Keeping things fresh

Volume 6 Number 10 October 11 - November 7 2010

The final Night Cat mural and original sketch, 2009 (30m long x 5m high). This image is taken from Everfresh: Blackbook, published by The Miegunyah Press.
The final Night Cat mural and original sketch, 2009 (30m long x 5m high). This image is taken from Everfresh: Blackbook, published by The Miegunyah Press.

In an increasingly crowded Melbourne street art scene, the members of the Everfresh crew have continually stood out for their daring and creativity. Now they’ve produced a little black book to prove it. By David Scott.

"We eat, breathe, s**t, drink, live Everfresh studio.”

So begins Ever-fresh: Blackbook, a chronicle of the life and times of the members of the Everfresh design studio and their creative output over the past six years. It’s a statement of their commitment to their teamwork, maintaining rebellious streaks and artistic flair in an increasingly homogenised Melbourne street art scene, themes that are carried throughout the 245-page homage to the joys of ‘bombing’ train lines, tagging doorways and pasting up most of Collingwood, Fitzroy and surrounds. 

No doubt many readers will have seen one of the collective’s pieces of work around the city, consciously or not, from Sync’s iconic robot-esque Sektapods or Rone’s fabled ‘weeping woman’ paste-ups, to the massive ‘Welcome to Fitzroy’ mural gracing the side of the Night Cat bar, a true representation of assembled talents in the studio. Certainly, the Everfresh crew have penetrated Melbourne’s street art scene as no other, and Everfresh: Blackbook provides true testament to their endeavours. It contains literally hundreds of images, lovingly arranged and set by group member Meggs, seemingly covering every wall from Hosier Lane to Hoddle Street.

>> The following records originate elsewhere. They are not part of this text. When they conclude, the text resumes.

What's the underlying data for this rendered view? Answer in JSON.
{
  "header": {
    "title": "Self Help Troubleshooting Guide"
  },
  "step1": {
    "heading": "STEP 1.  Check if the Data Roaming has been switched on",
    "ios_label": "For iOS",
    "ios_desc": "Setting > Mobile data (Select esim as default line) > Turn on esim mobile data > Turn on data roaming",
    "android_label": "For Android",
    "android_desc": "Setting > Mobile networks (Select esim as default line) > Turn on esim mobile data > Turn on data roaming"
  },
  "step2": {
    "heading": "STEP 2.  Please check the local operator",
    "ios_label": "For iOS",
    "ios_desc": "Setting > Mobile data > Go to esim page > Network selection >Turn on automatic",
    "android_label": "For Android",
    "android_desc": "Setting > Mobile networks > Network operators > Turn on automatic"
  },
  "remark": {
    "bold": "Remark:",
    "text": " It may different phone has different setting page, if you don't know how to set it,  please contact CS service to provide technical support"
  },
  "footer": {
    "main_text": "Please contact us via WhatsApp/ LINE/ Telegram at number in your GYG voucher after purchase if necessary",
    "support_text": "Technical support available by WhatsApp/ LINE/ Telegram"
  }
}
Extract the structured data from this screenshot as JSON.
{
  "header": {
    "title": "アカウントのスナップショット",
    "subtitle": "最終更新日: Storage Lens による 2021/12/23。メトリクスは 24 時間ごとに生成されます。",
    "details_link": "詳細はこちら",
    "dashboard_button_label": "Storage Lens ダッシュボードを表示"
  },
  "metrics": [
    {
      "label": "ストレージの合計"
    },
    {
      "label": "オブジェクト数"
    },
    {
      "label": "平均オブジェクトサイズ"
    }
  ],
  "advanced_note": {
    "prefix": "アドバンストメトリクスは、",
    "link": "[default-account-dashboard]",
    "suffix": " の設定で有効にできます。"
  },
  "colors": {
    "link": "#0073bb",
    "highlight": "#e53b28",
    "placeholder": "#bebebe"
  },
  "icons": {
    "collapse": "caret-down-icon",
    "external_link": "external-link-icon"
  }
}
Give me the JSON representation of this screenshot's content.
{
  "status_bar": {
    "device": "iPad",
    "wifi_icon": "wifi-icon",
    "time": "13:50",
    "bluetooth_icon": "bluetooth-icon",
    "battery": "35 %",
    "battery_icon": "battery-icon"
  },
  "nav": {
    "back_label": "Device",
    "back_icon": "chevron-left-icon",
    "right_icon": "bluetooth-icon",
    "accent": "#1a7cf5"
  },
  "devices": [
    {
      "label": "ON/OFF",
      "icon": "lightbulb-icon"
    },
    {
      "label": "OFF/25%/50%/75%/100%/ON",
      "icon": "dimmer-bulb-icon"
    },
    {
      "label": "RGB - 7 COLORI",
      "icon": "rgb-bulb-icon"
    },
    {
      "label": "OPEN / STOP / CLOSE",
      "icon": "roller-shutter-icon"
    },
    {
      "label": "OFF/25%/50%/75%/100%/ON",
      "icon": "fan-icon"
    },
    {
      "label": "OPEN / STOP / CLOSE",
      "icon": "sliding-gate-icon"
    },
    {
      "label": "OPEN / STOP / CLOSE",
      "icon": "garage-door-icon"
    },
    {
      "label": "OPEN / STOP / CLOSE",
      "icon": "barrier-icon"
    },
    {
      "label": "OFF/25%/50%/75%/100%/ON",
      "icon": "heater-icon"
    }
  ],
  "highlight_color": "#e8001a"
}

It’s certainly a lush visual experience as you flick through the book, the many walls and behind-the-scenes shots popping with colour and doing an admiral job of drawing you down the garden path in a sense, mimicking the knack Melbourne’s laneways have for encouraging unintended exploration. The addition of replica newspaper clippings, jutting out from the book’s spine-like aerials on a city skyline, adds to the feel of the book as a tome of art, and not a mere coffee table throwaway.

And while Everfresh: Blackbook acts as a perfectly colourful time capsule to the transient art that graces Melbourne’s laneways, underpasses and factories, it never gets bogged down in arguments over vandalism, vanity and validity. This is both the book’s key strength and worst weakness, as the text often strays well into the territory of self-congratulatory praise and navel-gazing when the sheer volume of pictorial content speaks for itself. However, the quotes scattered throughout do give much context to the work the crew has done.

Everfresh: Blackbook is a noteworthy entrant in a crowded street-art book scene and immediately stands out with its high standard of presentation, no surprise given the creative minds at work at Everfresh. It’s slick, enlightening, and unlike other books in the genre, doesn’t seek to challenge or confront the reader on the pros and cons of street art in an overt way. The success of the studio, on and off the street, is all in evidence here, and perhaps that’s all we need.